S.L. Wisenberg   S.L. Wisenberg is creative nonfiction editor of Another Chicago Magazine. She has published work in several genres in The New Yorker, Nerve, Ploughshares, Tikkun, and Michigan Quarterly Review. Her work also appears in the anthologies The Pushcart Prize XXI, Nice Jewish Girls, and the forthcoming Neurotica: Jewish Writers on Sex.

Sheets    Click to hear in real audio


A Jew who dies is supposed to be clothed in a simple sheath. Simple sheet. Winding sheet. Everyone is equal in death. Everyone is equal at birth, clothed in blood and other less palatable but no less universal substances. When I was young I followed The Heart of Juliet Jones in the funny papers and when Juliet bought a sheath I asked my mother what it was. A plain dress without a belt, my mother said. It was the 60s, just before the advent of the paper dress.

A shomer, a watcher, is supposed to sit with the dead and recite psalms. You can hire someone to do that, someone from, say, the chevra kadisha, the burial society. The funeral home takes care of it. The funeral home we use is a light brick building behind a crape myrtle tree with small flowers that look torn. The funeral home is familiar by now. The men and women who work there wear suits. They don't smile when I ask about volume discounts.

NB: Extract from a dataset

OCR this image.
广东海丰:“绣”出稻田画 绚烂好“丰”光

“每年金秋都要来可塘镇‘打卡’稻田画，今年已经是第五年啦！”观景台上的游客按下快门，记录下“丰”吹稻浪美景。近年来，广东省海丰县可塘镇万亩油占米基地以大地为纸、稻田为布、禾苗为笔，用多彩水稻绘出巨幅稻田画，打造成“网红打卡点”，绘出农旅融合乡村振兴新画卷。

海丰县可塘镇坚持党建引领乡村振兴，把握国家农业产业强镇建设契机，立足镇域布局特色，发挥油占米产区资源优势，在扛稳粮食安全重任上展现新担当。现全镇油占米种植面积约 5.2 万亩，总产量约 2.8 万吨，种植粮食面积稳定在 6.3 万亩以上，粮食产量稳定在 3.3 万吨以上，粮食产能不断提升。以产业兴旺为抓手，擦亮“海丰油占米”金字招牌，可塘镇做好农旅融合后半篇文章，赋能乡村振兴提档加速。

Ellen and I are not the first pair of newly-made orphans, losing two parents in two years, that they have seen. The world is full of orphans, after all, orphans much younger than my sister and me.

We have a choice; we can choose a plain coffin or a less plain one with a Jewish star carved on it, still plain enough to qualify for the approval of the Orthodox. One reason to like the Orthodox after all—they believe in plain pine boxes. Or oak. Or mahogany. They don't believe in satin and velvet lining and ornate carvings. They believe in wood and sheaths. And the Orthodox provide a chorus of volunteers (men for males, women for females) who wash and clean the dead. It is a holy task. I have no idea who makes up the chevra in Houston. Perhaps they're lamed-vovniks, the legendary 36 people whose good deeds keep the world afloat. My mother was a part-time lamed-vovnik. Wasn't she? Aren't we all? My mother was someone who was born and gave birth and died.

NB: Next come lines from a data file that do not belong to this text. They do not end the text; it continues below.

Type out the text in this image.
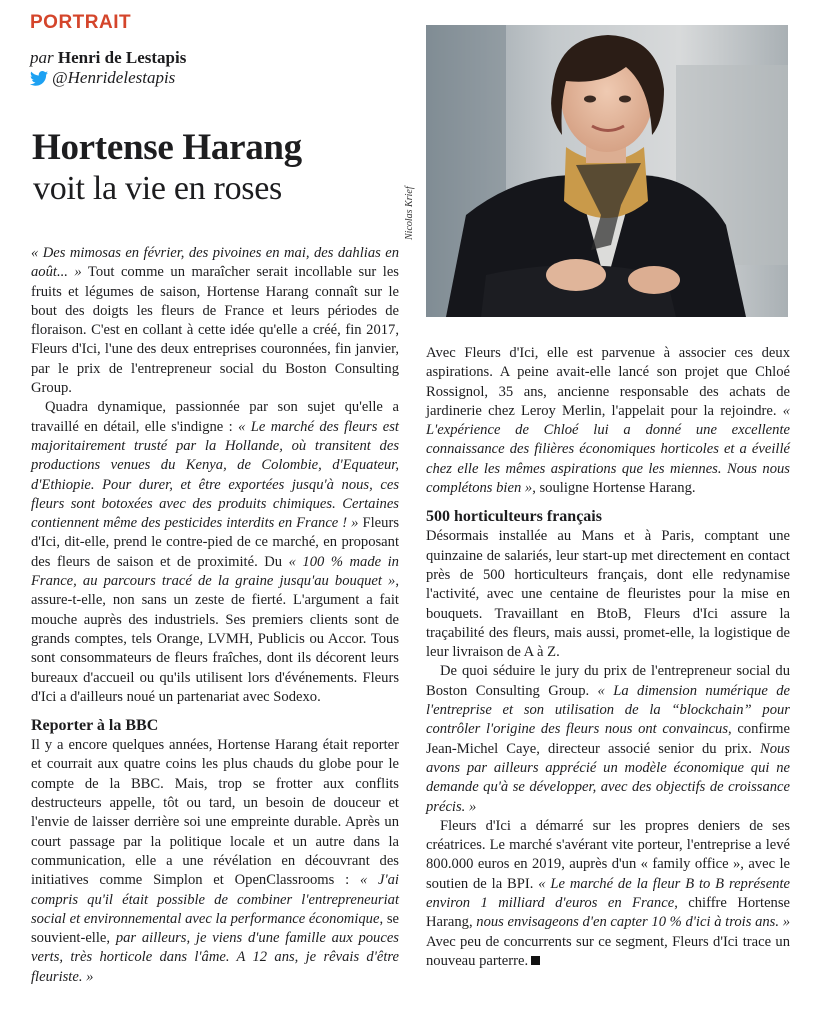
PORTRAIT
par Henri de Lestapis
@Henridelestapis
Hortense Harang
voit la vie en roses	Nicolas Krief

« Des mimosas en février, des pivoines en mai, des dahlias en août... » Tout comme un maraîcher serait incollable sur les fruits et légumes de saison, Hortense Harang connaît sur le bout des doigts les fleurs de France et leurs périodes de floraison. C'est en collant à cette idée qu'elle a créé, fin 2017, Fleurs d'Ici, l'une des deux entreprises couronnées, fin janvier, par le prix de l'entrepreneur social du Boston Consulting Group.

Quadra dynamique, passionnée par son sujet qu'elle a travaillé en détail, elle s'indigne : « Le marché des fleurs est majoritairement trusté par la Hollande, où transitent des productions venues du Kenya, de Colombie, d'Equateur, d'Ethiopie. Pour durer, et être exportées jusqu'à nous, ces fleurs sont botoxées avec des produits chimiques. Certaines contiennent même des pesticides interdits en France ! » Fleurs d'Ici, dit-elle, prend le contre-pied de ce marché, en proposant des fleurs de saison et de proximité. Du « 100 % made in France, au parcours tracé de la graine jusqu'au bouquet », assure-t-elle, non sans un zeste de fierté. L'argument a fait mouche auprès des industriels. Ses premiers clients sont de grands comptes, tels Orange, LVMH, Publicis ou Accor. Tous sont consommateurs de fleurs fraîches, dont ils décorent leurs bureaux d'accueil ou qu'ils utilisent lors d'événements. Fleurs d'Ici a d'ailleurs noué un partenariat avec Sodexo.

Reporter à la BBC

Il y a encore quelques années, Hortense Harang était reporter et courrait aux quatre coins les plus chauds du globe pour le compte de la BBC. Mais, trop se frotter aux conflits destructeurs appelle, tôt ou tard, un besoin de douceur et l'envie de laisser derrière soi une empreinte durable. Après un court passage par la politique locale et un autre dans la communication, elle a une révélation en découvrant des initiatives comme Simplon et OpenClassrooms : « J'ai compris qu'il était possible de combiner l'entrepreneuriat social et environnemental avec la performance économique, se souvient-elle, par ailleurs, je viens d'une famille aux pouces verts, très horticole dans l'âme. A 12 ans, je rêvais d'être fleuriste. »

Avec Fleurs d'Ici, elle est parvenue à associer ces deux aspirations. A peine avait-elle lancé son projet que Chloé Rossignol, 35 ans, ancienne responsable des achats de jardinerie chez Leroy Merlin, l'appelait pour la rejoindre. « L'expérience de Chloé lui a donné une excellente connaissance des filières économiques horticoles et a éveillé chez elle les mêmes aspirations que les miennes. Nous nous complétons bien », souligne Hortense Harang.

500 horticulteurs français

Désormais installée au Mans et à Paris, comptant une quinzaine de salariés, leur start-up met directement en contact près de 500 horticulteurs français, dont elle redynamise l'activité, avec une centaine de fleuristes pour la mise en bouquets. Travaillant en BtoB, Fleurs d'Ici assure la traçabilité des fleurs, mais aussi, promet-elle, la logistique de leur livraison de A à Z.

De quoi séduire le jury du prix de l'entrepreneur social du Boston Consulting Group. « La dimension numérique de l'entreprise et son utilisation de la “blockchain” pour contrôler l'origine des fleurs nous ont convaincus, confirme Jean-Michel Caye, directeur associé senior du prix. Nous avons par ailleurs apprécié un modèle économique qui ne demande qu'à se développer, avec des objectifs de croissance précis. »

Fleurs d'Ici a démarré sur les propres deniers de ses créatrices. Le marché s'avérant vite porteur, l'entreprise a levé 800.000 euros en 2019, auprès d'un « family office », avec le soutien de la BPI. « Le marché de la fleur B to B représente environ 1 milliard d'euros en France, chiffre Hortense Harang, nous envisageons d'en capter 10 % d'ici à trois ans. » Avec peu de concurrents sur ce segment, Fleurs d'Ici trace un nouveau parterre.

When will the last trace of my mother disappear? The mirrors were covered, covered with sheets, it's so hard to find plain white sheets nowadays, I had to run out to Kmart real quick to buy some. My mother hadn't wanted to cover the mirrors when my father died, so we didn't. Superstition, she'd said. After we'd covered all the mirrors in the house I didn't know if I was myself or my mother. For the seven days of shiva we all sat in the living room on boxes and low stools. It felt familiar. It was familiar.

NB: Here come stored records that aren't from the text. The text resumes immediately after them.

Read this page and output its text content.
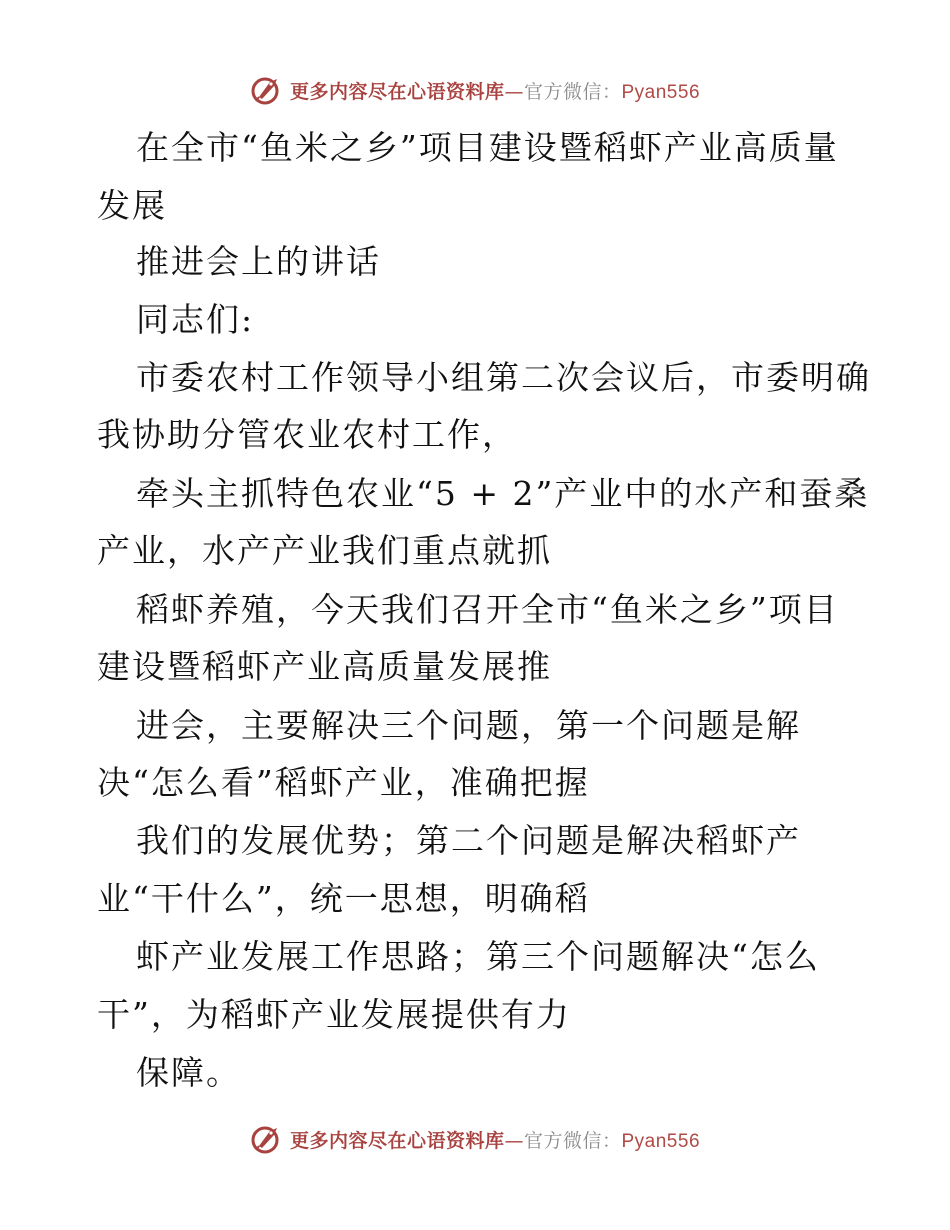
更多内容尽在心语资料库—官方微信：Pyan556
在全市“鱼米之乡”项目建设暨稻虾产业高质量
发展
推进会上的讲话
同志们:
市委农村工作领导小组第二次会议后，市委明确
我协助分管农业农村工作，
牵头主抓特色农业“5 + 2”产业中的水产和蚕桑
产业，水产产业我们重点就抓
稻虾养殖，今天我们召开全市“鱼米之乡”项目
建设暨稻虾产业高质量发展推
进会，主要解决三个问题，第一个问题是解
决“怎么看”稻虾产业，准确把握
我们的发展优势；第二个问题是解决稻虾产
业“干什么”，统一思想，明确稻
虾产业发展工作思路；第三个问题解决“怎么
干”，为稻虾产业发展提供有力
保障。
更多内容尽在心语资料库—官方微信：Pyan556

There are closets to go through and drawers and scrapbooks, the refrigerator, too. But now the refrigerator is full of casseroles and bagels and cheeses and tomatoes, coffee cakes with pecans and thick swirls of cinnamon icing. And boiled eggs, a sign of the cyclical nature of life. They are traditionally served after a Jewish funeral but now no one wants to eat eggs because of the cholesterol. The egg is dangerous. But they took big wedges of pound cake, chocolate bundt cake, chocolate truffle to die for. They were the same people who came to my father's funeral, Ellen and I will write the same thank-you notes to them, just the two of us writing and addressing them this time. One of us will figure out where to get the cards engraved. The family of ___ thanks you for your concern/love/understanding/presence at this time. Choose one two three. It is fun to see the cousins. She's out of pain, they all say. A strong lady, they say. Hard these past few years, with Ruben and all.

When I took down the sheets, my grandmother said—Ruthie-Ellen-Ceci—don't forget you have to wash those. Give them to me baby, give them to me.